11. The method of claim 10, further comprising determining, for each pathway P, the center of mass of the points that represent all the available normal tissue samples; and determining quantification of pathway deregulation for each individual malignant sample by comparing said center of mass of the normal tissue to said point representing every one of the malignant samples.

12. The method of claim 11, wherein said comparing said center of mass of the normal tissue to said malignant sample comprises calculating said center of mass of the normal tissue, its projection, N, onto said Principal Curve of the cloud of points formed by the full sample set of the expression values of said genes, projecting every point Xi onto said Principal Curve, for each of the normal and malignant samples; determining the distance of the projection, Yi from N, measured along the principal curve, wherein said distance is Di (P), the Deregulation Score of pathway P in sample i; and determining for every sample of said plurality of samples a plurality of deregulation scores for said plurality of pathways P.

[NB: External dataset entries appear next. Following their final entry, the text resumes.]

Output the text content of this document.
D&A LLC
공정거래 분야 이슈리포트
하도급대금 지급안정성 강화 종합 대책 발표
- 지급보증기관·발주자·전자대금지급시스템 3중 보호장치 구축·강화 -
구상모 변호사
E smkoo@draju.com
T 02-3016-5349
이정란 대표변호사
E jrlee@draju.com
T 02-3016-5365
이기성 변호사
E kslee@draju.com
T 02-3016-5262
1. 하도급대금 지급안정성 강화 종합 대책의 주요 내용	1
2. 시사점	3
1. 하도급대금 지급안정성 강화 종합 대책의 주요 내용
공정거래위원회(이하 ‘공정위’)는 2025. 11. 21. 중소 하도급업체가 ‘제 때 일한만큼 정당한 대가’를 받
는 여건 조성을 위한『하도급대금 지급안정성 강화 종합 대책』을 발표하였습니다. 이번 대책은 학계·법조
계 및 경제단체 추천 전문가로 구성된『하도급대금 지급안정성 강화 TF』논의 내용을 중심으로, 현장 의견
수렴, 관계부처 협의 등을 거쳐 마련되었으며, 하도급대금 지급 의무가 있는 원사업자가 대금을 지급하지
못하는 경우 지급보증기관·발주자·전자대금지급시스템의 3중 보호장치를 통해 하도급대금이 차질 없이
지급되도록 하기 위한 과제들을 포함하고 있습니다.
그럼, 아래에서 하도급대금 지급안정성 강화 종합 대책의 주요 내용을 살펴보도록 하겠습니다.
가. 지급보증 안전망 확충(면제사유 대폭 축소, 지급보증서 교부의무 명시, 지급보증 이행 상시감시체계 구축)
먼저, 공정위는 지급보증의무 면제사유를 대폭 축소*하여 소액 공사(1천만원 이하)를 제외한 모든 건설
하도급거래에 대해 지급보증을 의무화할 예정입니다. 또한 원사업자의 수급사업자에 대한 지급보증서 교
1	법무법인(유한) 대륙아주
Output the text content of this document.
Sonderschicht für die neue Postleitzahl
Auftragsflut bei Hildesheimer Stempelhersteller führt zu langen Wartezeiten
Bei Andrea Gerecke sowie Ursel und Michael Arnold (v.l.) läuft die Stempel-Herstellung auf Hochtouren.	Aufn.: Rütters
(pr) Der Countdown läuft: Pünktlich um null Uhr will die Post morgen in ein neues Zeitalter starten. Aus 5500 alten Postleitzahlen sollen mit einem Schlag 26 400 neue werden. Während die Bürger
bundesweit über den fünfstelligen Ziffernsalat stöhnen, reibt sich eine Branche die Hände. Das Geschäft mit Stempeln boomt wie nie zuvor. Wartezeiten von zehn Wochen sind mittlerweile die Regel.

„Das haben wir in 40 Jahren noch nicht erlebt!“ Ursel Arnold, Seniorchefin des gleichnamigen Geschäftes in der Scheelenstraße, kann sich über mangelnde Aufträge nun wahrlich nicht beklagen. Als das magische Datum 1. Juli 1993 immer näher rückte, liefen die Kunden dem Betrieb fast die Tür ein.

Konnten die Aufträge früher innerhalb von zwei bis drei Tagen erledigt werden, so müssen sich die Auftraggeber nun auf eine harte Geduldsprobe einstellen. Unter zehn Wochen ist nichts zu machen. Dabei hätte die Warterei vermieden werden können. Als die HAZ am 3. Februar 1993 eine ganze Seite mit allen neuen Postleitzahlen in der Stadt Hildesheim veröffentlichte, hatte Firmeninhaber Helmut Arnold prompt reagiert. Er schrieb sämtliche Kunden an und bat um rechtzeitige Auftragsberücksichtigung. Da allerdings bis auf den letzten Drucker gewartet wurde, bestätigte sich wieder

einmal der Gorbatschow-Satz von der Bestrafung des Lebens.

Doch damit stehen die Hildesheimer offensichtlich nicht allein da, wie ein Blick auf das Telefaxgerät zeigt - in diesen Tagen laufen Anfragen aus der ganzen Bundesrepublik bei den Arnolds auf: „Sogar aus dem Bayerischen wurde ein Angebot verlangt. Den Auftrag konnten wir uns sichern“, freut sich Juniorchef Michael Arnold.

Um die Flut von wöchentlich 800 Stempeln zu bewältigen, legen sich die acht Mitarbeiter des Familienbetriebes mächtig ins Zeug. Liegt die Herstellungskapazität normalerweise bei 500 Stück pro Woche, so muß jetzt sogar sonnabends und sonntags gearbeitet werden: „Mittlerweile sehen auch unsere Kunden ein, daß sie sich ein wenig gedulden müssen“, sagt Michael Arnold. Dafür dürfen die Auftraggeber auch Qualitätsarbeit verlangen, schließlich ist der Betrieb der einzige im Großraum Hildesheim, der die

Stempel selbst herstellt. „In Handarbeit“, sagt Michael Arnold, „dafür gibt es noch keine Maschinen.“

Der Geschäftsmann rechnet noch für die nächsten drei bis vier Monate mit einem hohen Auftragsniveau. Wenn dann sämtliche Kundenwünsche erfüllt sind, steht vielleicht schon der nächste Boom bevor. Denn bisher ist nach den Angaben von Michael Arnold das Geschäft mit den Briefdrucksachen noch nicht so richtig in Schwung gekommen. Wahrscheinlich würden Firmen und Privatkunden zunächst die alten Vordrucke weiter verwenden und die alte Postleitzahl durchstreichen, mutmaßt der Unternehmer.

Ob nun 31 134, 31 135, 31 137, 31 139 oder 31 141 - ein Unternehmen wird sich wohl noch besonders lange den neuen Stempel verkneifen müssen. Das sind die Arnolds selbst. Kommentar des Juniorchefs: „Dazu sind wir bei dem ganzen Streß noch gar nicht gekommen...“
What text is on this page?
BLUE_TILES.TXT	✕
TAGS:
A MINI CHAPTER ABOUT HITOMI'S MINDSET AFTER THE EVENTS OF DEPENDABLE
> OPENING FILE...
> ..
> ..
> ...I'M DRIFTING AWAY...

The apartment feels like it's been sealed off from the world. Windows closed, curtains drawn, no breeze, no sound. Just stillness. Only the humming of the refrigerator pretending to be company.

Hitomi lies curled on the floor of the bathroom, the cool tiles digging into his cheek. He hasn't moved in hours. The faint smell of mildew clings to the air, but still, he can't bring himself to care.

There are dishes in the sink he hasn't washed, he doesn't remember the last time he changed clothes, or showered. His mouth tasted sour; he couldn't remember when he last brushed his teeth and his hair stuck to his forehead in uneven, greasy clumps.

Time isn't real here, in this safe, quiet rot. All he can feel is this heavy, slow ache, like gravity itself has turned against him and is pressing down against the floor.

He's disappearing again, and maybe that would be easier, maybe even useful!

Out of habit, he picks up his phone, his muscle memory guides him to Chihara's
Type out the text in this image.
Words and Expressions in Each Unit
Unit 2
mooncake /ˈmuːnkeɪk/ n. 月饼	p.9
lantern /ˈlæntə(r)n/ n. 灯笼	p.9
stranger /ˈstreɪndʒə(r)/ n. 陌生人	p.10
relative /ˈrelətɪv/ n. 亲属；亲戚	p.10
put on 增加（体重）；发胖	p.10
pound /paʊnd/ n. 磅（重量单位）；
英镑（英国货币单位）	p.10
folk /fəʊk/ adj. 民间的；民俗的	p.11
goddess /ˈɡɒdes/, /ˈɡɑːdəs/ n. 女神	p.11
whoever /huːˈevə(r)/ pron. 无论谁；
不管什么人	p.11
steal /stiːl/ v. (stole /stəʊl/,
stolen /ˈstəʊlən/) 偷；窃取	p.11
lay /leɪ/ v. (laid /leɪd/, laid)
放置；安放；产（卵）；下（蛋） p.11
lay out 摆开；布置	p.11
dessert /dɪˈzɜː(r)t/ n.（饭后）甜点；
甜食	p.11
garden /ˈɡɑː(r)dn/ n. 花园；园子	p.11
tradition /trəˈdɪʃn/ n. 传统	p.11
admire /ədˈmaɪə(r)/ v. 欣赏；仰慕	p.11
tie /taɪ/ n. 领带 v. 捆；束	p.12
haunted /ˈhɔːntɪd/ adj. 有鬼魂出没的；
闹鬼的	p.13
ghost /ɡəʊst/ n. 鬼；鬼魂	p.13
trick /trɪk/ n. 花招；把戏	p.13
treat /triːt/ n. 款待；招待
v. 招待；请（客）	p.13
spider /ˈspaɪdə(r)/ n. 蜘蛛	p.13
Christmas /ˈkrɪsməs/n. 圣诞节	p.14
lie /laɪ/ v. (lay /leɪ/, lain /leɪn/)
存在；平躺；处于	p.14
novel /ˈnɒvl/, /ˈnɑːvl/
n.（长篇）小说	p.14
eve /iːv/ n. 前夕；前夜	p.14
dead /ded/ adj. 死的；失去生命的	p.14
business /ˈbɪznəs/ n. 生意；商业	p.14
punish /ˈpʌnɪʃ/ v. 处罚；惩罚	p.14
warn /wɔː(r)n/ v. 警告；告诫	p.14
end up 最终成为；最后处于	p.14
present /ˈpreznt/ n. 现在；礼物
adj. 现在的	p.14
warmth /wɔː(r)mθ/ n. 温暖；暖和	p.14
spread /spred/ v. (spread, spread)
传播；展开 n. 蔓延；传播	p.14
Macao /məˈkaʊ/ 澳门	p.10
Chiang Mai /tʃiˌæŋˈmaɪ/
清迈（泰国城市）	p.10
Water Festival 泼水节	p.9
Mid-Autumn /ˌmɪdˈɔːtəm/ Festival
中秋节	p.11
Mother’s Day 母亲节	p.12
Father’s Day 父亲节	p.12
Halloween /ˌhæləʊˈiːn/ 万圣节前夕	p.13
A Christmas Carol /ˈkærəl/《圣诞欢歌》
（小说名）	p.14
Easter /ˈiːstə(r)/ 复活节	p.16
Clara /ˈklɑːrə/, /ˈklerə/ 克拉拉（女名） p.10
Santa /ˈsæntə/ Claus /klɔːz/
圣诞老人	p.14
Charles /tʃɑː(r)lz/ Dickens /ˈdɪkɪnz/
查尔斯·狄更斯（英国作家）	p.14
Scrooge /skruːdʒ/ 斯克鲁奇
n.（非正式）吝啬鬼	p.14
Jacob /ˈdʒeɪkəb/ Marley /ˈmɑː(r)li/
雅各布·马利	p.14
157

13. The method of claim 12, further comprising clustering, on the basis of said plurality of deregulation scores, the said plurality of samples and said plurality of pathways P.

14. The method of claim 13, further comprising determining a class or subclass for said malignancy according to said clustering of the samples.

15. A method for non-linear quantification of pathway deregulation for analysis of a single individual malignancy, comprising selecting a plurality of biological pathways P for a malignancy; for each pathway P, identifying dP genes that belong to it; determining expression values for each of said dP genes, wherein each sample i of a plurality of samples is represented by a point X, of the expression values of said genes, said plurality of samples comprising malignant and normal tissue samples; calculating a Principal Curve of the cloud of points formed by the full sample set of the expression values of said genes, projecting every point onto said Principal Curve, denoting by Yi the projection of Xi onto said curve; and determining pathway deregulation according to said Principal Curve.

16. The method of claim 15, further comprising determining, for each pathway P, the center of mass of the points that represent all the available normal tissue samples; and determining quantification of pathway deregulation for each individual malignant sample by comparing said center of mass of the normal tissue to said point representing every one of the malignant samples.

17. The method of claim 16, wherein said comparing said center of mass of the normal tissue to said malignant sample comprises calculating said center of mass of the normal tissue, its projection, N, onto said Principal Curve of the cloud of points formed by the full sample set of the expression values of said genes, projecting every point Xi onto said Principal Curve, for each of the normal and malignant samples; determining the distance of the projection, Yi from N, measured along the principal curve, wherein said distance is Di (P), the Deregulation Score of pathway P in sample i; and determining for every sample of said plurality of samples a plurality of deregulation scores for said plurality of pathways P.

18. The method of claim 17, further comprising clustering, on the basis of said plurality of deregulation scores, the said plurality of samples and said plurality of pathways P.

19. The method of claim 18, further comprising determining a class or subclass for said malignancy according to said clustering of the samples.